# Personal items left in a Superliner bedroom - safe?



## ACB (Oct 19, 2022)

Is it safe to leave personal items in your bedroom on a Superliner?


----------



## pennyk (Oct 19, 2022)

It may depend on what you mean by personal items. I would not leave expensive jewlery or cash in my bedroom. 
When I travel and I leave my room, I close the door and the curtain and do not leave any electronics out where they would be visible. I always take my cell phone and purse with me when I leave my room and I do not wear expensive jewlery.


----------



## Ryan (Oct 19, 2022)

If your door is shut and the curtains closed, a would be their has no way to tell if the room is occupied. I usually just keep camera/scanner laptop in a closed bag out of the way and don’t worry too much.


----------



## zephyr17 (Oct 19, 2022)

Put your stuff out of immediate sight, close curtains, shut door and you'll be fine.

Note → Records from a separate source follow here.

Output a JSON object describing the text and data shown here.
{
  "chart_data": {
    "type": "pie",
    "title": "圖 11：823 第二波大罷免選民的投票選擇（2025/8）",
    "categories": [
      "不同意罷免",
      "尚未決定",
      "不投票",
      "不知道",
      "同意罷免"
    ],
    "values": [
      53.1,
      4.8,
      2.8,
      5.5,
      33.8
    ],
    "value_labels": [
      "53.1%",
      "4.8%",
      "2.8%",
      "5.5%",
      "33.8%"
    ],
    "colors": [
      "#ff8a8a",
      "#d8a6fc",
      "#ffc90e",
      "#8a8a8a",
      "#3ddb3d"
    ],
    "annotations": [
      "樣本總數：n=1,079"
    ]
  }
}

Been riding since Superliners were introduced, mostly in roomettes, with no issues.


----------



## Rasputin (Oct 19, 2022)

I agree with the previous responses. I try to close the curtain and the door when I leave the room and keep things of value out of sight. We have never had a problem. Sometimes closing the door doesn't always work because doors often slide open and do not stay closed 

The only problem I ever had was when I was a coach passenger in 1972 on an overnight trip on the Floridian. Before I went to the lounge car in the evening I placed my camera bag on my seat and to hide it I placed my Woolwich jacket over it. When I returned the jacket was gone but the camera bag and contents were fine. I figured the person who took the jacket must have needed it far more than I did.


----------